Age is no guarantee of respect under the Gold Dome, at least for the premier sports authority in Georgia high schools.
The General Assembly is pushing two bills that would set up an alternative to the 109-year-old governing body for school athletics, the Georgia High School Association, and its 56-member board.
“I don’t think any of them know what they’re job is,” complained one of the most powerful legislators in Georgia, Rep. John Meadows, R-Calhoun. The chairman of the House Rules Committee said he gets more complaints about the GHSA -- from schools, from referees, from coaches and from parents -- than about everything else put together, “and basically I’m sick of it.”
So he introduced House Bill 415, which quickly passed through that chamber’s education committee Monday. Next stop, Meadow’s Rules Committee that could send the bill to the House floor for a vote.
Senate Bill 203, which is identical, is working its way through the other chamber, in a vice-like squeeze that leaves GHSA little room to maneuver.
The bills call on the state board of education to designate a new nonprofit as a state agency governing high school athletics. It would be open to both public and private schools and would have a governing board about a quarter the size of the GHSA board.

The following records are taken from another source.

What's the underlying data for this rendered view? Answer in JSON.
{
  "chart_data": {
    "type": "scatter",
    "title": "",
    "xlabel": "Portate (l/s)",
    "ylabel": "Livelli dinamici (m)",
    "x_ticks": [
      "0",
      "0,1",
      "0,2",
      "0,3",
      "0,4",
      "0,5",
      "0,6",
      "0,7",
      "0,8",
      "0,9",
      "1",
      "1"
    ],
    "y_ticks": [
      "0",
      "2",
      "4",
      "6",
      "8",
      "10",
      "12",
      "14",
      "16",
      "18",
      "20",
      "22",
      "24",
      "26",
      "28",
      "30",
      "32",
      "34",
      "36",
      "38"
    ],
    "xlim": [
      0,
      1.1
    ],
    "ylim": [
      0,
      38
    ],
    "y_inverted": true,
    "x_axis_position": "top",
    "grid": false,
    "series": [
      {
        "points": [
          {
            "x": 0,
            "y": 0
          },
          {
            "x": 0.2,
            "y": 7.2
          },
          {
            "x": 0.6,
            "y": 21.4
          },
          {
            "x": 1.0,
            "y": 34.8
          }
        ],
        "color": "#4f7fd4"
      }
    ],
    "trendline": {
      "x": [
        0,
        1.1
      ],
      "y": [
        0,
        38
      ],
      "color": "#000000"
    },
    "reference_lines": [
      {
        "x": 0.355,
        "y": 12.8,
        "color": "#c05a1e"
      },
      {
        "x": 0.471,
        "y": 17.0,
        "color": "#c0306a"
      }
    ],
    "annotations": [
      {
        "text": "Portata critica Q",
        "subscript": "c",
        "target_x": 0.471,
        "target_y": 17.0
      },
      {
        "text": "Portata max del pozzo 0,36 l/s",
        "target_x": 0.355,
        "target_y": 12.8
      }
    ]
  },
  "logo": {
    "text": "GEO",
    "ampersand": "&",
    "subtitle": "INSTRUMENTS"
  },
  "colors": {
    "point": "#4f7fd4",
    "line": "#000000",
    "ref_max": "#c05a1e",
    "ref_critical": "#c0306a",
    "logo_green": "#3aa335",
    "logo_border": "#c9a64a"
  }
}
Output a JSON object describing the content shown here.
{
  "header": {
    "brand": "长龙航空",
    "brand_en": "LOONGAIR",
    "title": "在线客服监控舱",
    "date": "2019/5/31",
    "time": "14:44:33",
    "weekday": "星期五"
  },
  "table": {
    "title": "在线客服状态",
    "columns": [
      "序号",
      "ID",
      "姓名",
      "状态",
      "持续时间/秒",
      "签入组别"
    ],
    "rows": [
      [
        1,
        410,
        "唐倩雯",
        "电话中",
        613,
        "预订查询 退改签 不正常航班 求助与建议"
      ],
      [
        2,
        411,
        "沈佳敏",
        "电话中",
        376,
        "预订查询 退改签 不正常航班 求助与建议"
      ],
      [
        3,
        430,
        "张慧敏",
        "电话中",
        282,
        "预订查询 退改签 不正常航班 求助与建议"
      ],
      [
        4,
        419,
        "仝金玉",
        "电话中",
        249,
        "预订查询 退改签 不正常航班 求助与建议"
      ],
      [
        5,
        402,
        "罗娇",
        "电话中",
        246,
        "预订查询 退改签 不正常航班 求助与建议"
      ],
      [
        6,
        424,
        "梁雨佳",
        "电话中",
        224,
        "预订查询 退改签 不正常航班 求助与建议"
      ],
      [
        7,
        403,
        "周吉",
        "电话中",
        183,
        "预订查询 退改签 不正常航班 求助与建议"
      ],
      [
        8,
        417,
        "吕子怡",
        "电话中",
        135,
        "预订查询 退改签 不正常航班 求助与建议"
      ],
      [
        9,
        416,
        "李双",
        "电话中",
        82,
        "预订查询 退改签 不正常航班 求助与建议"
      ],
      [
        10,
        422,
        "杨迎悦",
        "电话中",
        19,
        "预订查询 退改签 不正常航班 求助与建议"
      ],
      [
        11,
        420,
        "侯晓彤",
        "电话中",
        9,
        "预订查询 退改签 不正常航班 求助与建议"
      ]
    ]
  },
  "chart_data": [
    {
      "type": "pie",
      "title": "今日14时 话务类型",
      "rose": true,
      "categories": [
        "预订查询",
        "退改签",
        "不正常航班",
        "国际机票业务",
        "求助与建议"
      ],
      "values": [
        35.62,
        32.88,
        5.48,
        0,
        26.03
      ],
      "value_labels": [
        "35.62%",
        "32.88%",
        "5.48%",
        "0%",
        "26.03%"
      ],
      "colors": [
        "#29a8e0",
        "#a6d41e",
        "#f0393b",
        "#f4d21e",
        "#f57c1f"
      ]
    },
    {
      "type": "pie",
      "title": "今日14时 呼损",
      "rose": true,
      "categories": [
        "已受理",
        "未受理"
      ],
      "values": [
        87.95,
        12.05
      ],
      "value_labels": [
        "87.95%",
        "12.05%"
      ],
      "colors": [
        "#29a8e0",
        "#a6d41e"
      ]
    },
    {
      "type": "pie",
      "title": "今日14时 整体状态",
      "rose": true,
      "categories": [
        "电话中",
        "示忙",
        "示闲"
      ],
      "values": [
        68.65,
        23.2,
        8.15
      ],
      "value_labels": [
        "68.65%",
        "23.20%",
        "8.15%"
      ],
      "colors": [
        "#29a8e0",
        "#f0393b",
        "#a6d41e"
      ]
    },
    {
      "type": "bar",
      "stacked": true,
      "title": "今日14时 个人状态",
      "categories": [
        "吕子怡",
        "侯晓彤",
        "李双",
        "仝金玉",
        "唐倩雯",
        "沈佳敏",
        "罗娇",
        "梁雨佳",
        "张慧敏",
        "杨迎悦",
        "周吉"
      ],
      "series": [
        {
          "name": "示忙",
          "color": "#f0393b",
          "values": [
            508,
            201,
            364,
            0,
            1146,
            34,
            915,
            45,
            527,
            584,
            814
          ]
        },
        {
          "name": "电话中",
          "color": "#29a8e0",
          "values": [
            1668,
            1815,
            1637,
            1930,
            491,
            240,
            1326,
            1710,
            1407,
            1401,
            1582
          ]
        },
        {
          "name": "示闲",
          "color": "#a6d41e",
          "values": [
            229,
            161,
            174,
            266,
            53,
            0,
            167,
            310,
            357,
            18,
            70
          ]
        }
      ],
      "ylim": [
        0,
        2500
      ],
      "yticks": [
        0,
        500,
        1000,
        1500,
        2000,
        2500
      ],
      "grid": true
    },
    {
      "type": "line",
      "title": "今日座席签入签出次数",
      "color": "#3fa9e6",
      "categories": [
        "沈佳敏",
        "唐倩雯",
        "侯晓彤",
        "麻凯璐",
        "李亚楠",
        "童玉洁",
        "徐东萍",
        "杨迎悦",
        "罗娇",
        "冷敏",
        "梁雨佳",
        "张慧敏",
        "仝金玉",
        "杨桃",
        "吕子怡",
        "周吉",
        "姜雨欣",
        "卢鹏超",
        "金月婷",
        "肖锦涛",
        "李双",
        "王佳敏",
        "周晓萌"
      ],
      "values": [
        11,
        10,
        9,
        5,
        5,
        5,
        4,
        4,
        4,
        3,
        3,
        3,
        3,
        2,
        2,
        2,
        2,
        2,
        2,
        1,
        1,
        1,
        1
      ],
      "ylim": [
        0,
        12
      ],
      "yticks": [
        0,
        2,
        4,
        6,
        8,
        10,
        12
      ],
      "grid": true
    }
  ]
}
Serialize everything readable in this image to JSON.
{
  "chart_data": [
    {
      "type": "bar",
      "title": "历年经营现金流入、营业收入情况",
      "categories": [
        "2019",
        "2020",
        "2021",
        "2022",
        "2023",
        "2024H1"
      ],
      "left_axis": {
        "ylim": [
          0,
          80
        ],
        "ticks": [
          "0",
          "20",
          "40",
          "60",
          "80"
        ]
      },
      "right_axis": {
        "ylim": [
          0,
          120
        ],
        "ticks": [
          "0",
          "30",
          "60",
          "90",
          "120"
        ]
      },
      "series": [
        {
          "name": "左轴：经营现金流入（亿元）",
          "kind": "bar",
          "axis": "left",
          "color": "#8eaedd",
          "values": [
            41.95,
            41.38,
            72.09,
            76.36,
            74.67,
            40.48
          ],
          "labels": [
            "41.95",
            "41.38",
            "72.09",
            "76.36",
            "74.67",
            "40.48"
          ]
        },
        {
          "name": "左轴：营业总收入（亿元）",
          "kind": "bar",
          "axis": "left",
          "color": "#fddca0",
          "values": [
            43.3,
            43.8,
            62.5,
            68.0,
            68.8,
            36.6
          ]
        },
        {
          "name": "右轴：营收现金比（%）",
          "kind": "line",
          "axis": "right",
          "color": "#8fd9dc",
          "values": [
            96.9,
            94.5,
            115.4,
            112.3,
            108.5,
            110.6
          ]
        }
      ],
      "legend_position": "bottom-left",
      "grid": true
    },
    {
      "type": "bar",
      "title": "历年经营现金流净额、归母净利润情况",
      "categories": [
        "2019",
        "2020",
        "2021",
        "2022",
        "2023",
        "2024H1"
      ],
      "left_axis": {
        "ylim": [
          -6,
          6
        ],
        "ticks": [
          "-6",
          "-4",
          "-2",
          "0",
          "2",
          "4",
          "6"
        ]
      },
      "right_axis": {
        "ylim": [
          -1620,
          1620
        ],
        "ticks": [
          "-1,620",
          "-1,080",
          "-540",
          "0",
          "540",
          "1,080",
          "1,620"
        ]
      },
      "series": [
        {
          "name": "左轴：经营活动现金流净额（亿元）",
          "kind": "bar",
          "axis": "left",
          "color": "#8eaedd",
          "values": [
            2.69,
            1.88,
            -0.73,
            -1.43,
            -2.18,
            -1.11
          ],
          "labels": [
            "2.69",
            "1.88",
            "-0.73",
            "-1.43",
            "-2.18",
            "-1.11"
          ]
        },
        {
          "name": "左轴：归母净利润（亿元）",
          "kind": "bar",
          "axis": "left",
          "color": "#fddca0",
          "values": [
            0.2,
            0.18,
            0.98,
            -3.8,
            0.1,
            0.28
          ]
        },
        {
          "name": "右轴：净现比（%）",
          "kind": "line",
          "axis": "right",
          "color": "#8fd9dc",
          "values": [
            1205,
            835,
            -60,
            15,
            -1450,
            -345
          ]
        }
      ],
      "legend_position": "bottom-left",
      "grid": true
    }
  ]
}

This isn't the first time lawmakers have taken aim at the GHSA, complaining about the money it takes in and the costs of attending sporting events that leave some kids outside the stands. Last year, the General Assembly took aim at GHSA over its policies for religious expression on uniforms and an exclusion private schools.
The organization recognizes the seriousness of the situation. The trustees held an emergency meeting Monday morning, just before the hearing, Jay Russell, the assistant executive director, testified. Gary Phillips, selected as executive director in 2014, will retire at the end of the school year, Russell said.
“I don’t know if that will influence the vote at all, but I wanted you to have this information,” Russell told the lawmakers.
It had no discernible effect. The bill passed easily out of the committee, with one “no” vote.
Meadows described his bill as a “stick” and said he won’t hit GHSA with it if he sees “progress” on some of the issues he raised, which include costs, financial transparency and making parents drive all over the state for games.